关了视频自己写遇到了一点问题求解

# https://search.51job.com/list/150200,000000,0000,00,9,99,python,2,1.html

import requests
import threading
from multiprocessing import Queue
import re
import time

# 页码处理类
class page_url(threading.Thread):
    def __init__(self, thread_name, page_queue, data_queue):
        super(page_url, self).__init__()
        self.thread_name = thread_name
        self.page_queue = page_queue
        self.data_queue = data_queue
        self.header = {
            "Host": "jobs.51job.com",
            "Connection": "keep-alive",
            "Upgrade-Insecure-Requests": "1",
            "User-Agent": "Mozilla/5.0 (Windows NT 10.0; Win64; x64) AppleWebKit/537.36 (KHTML, like Gecko) Chrome/85.0.4183.102 Safari/537.36",
            "Accept": "text/html,application/xhtml+xml,application/xml;q=0.9,image/avif,image/webp,image/apng,*/*;q=0.8,application/signed-exchange;v=b3;q=0.9",
            "Sec-Fetch-Site": "none",
            "Sec-Fetch-Mode": "navigate",
            "Sec-Fetch-User": "?1",
            "Sec-Fetch-Dest": "document",
            "Accept-Encoding": "gzip, deflate, br",
            "Accept-Language": "zh-CN,zh;q=0.9"
        }

    def run(self):
        print("线程启动：{0}".format(self.thread_name))
        while not self.page_queue.empty():
            try:
                page = self.page_queue.get_nowait()
            except:
                pass
            else:
                url = "https://search.51job.com/list/150200,000000,0000,00,9,99,python,2,"+str(page)+".html"
                response = requests.get(url=url, headers=self.header)
                self.data_queue.put(response.text)

# 文本处理类
class data_html(threading.Thread):
    def __init__(self, thread_name, data_queue):
        super(data_html, self).__init__()
        self.thread_name = thread_name
        self.data_queue = data_queue
        # self.lock = lock

    def run(self):
        print("线程启动：{0}".format(self.thread_name))
        # 测试data_queue队列的内容，发现是空的，加入time.sleep(10)就不是空的了
        print(self.data_queue.qsize())
        while not self.data_queue.empty():
            try:
                text = self.data_queue.get_nowait()

            except:
                pass
            else:
                data_search = re.compile(r"window\.__SEARCH_RESULT__\s=\s(.*?)</script>")
                data = data_search.search(text)
                job_items = data.group(1)
                # print(job_items)



def main():
    page_queue = Queue()
    data_queue = Queue()
    lock = threading.Lock()
    for page in range(1,11):

        # url = "https://search.51job.com/list/150200,000000,0000,00,9,99,python,2,"+str(page)+".html"
        page_queue.put(page)

    thread_url_name_list = ["页码处理线程1号","页码处理线程2号"]
    thread_url_name_end_list = []

    for thread_url_name in thread_url_name_list:
        thread_page = page_url(thread_name=thread_url_name, page_queue=page_queue, data_queue=data_queue)
        thread_page.start()
        thread_url_name_end_list.append(thread_page)
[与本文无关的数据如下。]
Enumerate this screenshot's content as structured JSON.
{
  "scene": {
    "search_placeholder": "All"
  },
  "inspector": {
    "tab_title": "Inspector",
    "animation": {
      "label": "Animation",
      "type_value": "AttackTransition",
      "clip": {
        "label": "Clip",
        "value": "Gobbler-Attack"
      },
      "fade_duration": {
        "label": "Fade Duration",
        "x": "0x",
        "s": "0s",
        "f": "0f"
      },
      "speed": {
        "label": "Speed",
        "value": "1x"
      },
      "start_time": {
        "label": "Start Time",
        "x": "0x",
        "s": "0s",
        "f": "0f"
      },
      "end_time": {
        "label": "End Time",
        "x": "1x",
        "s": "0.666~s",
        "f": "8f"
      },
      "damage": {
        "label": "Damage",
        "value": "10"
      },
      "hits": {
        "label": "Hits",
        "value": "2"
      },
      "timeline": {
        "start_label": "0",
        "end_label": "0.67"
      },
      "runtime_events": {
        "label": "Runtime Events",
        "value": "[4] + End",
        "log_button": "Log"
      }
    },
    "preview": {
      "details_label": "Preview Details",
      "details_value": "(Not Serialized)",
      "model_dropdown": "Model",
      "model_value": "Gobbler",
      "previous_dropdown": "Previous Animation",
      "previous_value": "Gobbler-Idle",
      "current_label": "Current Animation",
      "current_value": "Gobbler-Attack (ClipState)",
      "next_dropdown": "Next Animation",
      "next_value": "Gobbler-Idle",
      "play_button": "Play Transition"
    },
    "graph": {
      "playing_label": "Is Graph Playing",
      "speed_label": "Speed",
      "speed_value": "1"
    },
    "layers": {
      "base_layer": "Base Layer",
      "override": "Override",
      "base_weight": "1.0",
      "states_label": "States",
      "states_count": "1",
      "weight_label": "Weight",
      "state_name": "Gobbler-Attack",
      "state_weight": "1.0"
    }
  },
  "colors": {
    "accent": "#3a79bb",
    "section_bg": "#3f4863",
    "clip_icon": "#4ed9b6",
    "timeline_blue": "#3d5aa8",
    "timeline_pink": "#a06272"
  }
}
    while page_queue.empty():
        for url_end in thread_url_name_end_list:
            url_end.join()

    thread_html_name_list = ['html处理线程1号', 'html处理线程2号']
    thread_html_name_end_list = []

    for thread_html_name in thread_html_name_list:
        thread_html = data_html(thread_name=thread_html_name, data_queue=data_queue)
        thread_html.start()
        thread_html_name_end_list.append(thread_html)

    while data_queue.empty():
        for html_end in thread_html_name_end_list:
            html_end.join()

if __name__ == "__main__":
    main()

没有按视频那样设置全局变量page_flag = False 和 data_flag = False 来作为循环开始的条件，取而代之的思路是认为队列不空就循环取。测试的结果页码处理类正常，但是文本处理类发现问题：在从data_queue中get数据之前，需要等待一段时间，否则data_queue没有数据。

问题1：为什么data_queue需要等待一段时间才有数据？

问题2：老师视频中也没看到等待，却可以正常从data_queue中获取数据，这是为什么？是我视频看的不仔细么。。。

问题3：这段代码反复运行的话，有时候会碰到报错：BrokenPipeError: [WinError 109] 管道已结束。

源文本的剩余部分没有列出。